The longer-term, private sector-led impact, however, may come from broader scale digital transformation - which has been touted to reduce emissions and inefficient use of resources arising from economic growth. The digitalisation trend has picked up the pace due to the Covid-19 pandemic, as digital products and solutions are becoming more favoured over physical ones, especially in markets where the digital economy has taken strong roots, such as Singapore and China.
Asia needs a concerted private-sector-led shift towards green banking
“Leading enterprises in Asia and their banking providers must take up the call in helping the region transition to a low-carbon economy and ESG-led future. This is not just as issuers of ESG debt but to fully embrace as general adopters of the green finance ethos. Effectively, they must "practise what they preach"” stated East & Partners Global Head of Markets Analysis in The Business Times.
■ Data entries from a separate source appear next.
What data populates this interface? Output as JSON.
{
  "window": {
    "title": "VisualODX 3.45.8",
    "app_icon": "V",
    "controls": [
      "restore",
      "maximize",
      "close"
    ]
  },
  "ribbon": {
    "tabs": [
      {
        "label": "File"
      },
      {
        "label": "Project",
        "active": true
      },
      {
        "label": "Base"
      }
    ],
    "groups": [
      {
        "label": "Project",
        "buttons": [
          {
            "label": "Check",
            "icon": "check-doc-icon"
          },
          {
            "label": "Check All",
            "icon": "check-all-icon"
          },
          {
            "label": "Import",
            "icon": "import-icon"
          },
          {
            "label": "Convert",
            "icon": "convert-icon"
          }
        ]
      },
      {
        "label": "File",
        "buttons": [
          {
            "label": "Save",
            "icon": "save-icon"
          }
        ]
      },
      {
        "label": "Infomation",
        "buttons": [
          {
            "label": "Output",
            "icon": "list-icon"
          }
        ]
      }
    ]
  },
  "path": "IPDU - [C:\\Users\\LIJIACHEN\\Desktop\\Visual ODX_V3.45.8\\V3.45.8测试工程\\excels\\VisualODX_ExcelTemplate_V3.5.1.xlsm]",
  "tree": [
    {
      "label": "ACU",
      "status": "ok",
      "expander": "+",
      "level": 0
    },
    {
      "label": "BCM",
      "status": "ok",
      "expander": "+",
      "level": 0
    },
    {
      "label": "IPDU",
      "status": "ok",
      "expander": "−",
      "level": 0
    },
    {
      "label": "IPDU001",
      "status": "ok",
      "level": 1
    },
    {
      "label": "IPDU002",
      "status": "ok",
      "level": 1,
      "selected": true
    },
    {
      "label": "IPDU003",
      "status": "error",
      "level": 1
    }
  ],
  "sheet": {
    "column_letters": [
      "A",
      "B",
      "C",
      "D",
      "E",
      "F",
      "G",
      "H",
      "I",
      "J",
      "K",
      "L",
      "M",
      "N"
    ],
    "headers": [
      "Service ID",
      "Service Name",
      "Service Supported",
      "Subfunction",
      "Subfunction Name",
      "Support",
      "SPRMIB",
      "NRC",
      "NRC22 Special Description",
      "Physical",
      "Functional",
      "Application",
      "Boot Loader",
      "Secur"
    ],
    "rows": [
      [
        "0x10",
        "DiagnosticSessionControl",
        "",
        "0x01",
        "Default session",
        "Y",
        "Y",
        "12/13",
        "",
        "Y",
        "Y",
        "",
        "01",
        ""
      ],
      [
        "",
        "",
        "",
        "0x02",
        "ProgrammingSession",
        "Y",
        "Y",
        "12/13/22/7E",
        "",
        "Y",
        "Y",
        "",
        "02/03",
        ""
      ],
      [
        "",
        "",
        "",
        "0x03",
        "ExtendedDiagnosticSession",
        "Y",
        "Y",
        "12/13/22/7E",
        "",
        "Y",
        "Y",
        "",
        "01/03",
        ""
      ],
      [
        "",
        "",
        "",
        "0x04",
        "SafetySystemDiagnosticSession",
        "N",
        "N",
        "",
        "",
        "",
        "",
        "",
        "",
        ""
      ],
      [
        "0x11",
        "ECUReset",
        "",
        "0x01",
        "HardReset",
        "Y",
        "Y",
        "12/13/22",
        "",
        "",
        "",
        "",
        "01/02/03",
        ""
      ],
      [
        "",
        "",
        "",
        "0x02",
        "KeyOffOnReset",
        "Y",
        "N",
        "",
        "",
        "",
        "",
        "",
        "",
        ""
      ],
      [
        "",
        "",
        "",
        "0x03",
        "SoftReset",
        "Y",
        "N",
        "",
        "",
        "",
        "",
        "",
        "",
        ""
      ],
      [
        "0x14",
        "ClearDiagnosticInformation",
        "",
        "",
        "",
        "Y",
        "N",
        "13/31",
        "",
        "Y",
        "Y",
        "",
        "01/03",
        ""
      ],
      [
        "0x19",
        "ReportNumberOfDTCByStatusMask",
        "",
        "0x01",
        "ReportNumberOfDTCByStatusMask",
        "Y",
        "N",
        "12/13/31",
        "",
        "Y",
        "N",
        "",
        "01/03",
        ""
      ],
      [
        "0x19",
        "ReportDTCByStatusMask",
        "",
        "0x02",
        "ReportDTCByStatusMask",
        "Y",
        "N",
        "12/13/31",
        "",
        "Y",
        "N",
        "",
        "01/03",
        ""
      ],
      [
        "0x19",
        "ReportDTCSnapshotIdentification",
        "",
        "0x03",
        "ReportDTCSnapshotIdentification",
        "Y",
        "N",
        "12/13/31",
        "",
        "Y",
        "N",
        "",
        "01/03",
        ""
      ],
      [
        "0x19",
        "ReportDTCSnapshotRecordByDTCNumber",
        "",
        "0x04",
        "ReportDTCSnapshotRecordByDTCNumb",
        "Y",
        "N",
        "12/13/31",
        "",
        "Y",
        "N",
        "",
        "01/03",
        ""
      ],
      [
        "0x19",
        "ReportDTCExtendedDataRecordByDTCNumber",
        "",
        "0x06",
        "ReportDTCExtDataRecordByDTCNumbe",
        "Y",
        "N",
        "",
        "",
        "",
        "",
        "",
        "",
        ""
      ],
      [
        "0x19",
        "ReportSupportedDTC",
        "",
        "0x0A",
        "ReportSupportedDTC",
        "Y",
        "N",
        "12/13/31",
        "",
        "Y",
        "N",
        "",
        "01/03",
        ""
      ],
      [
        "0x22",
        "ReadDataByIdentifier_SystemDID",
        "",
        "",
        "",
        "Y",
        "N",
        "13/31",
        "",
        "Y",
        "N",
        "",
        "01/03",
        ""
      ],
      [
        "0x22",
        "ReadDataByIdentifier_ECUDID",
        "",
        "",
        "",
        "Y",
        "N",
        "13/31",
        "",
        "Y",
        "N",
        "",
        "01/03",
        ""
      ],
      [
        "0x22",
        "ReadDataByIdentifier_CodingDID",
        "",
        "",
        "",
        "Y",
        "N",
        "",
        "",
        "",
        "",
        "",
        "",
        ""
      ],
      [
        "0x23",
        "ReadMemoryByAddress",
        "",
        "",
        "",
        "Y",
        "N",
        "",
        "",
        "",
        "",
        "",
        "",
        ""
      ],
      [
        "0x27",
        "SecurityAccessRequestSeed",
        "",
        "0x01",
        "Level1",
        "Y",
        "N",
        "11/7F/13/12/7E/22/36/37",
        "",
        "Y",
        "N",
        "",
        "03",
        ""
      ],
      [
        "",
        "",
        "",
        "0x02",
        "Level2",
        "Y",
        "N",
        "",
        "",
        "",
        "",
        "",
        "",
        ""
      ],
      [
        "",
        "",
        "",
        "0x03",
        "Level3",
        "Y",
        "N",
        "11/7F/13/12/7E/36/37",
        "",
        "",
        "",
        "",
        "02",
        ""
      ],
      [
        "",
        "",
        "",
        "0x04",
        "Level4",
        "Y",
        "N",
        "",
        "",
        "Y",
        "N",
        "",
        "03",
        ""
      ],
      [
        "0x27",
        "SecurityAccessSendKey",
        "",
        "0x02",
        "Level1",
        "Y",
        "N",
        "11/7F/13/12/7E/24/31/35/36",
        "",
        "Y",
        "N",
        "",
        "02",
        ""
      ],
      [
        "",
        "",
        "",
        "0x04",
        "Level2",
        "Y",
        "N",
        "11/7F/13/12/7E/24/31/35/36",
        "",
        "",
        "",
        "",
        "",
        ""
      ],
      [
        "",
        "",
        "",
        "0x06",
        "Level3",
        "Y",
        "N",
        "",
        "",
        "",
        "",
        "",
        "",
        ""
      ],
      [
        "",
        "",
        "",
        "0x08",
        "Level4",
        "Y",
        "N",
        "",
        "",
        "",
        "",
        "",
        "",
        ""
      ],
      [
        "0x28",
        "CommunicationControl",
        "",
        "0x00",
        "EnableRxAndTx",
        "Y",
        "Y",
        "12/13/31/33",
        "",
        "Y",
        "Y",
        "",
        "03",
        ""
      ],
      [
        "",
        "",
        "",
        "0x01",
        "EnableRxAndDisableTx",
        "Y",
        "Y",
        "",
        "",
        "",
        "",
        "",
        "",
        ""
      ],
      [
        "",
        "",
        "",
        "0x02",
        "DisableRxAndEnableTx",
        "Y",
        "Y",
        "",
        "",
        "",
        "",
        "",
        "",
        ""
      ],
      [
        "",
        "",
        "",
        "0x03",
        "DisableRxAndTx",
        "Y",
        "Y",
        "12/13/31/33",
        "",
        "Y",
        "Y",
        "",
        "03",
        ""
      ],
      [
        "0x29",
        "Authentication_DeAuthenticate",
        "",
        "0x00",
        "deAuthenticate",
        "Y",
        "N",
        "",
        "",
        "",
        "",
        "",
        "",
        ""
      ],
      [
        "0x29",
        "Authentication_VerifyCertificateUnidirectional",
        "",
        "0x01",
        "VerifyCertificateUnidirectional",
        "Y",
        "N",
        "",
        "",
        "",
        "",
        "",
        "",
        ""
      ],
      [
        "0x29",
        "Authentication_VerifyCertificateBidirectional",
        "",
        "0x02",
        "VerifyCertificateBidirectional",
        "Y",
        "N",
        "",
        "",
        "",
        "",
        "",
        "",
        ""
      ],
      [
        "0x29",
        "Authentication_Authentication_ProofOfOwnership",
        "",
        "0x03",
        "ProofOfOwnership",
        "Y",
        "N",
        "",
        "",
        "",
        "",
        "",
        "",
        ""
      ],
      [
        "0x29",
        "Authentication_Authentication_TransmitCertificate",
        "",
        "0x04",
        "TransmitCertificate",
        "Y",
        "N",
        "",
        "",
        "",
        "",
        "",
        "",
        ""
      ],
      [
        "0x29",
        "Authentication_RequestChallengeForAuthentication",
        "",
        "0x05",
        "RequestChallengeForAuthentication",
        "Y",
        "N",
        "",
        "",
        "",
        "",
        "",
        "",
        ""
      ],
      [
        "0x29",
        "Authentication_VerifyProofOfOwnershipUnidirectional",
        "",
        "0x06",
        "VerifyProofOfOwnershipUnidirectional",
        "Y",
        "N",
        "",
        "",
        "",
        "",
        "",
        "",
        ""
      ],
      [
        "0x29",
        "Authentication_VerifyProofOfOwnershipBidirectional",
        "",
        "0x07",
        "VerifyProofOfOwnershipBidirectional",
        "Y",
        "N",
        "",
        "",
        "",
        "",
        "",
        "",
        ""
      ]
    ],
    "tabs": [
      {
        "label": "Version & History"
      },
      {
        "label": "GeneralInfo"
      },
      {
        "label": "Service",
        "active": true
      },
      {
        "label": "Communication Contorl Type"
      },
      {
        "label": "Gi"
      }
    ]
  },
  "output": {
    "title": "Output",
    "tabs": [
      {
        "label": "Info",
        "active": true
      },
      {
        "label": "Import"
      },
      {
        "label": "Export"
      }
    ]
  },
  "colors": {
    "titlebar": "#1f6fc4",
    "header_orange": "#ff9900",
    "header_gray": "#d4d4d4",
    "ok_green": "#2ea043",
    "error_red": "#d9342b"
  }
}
“In Asia, the sustainable financing ecosystem, at large, remains nascent. However, there is optimism to be had by the green push shown by governments and several corporates. Especially within the private sector - whether they truly espouse the ESG spirit or are driven solely by returns derived from it - the drive for banking providers to tailor their products and/or services along more sustainable lines will be the crucial bellwether to Asia's future for green banking.” Mr Smith added.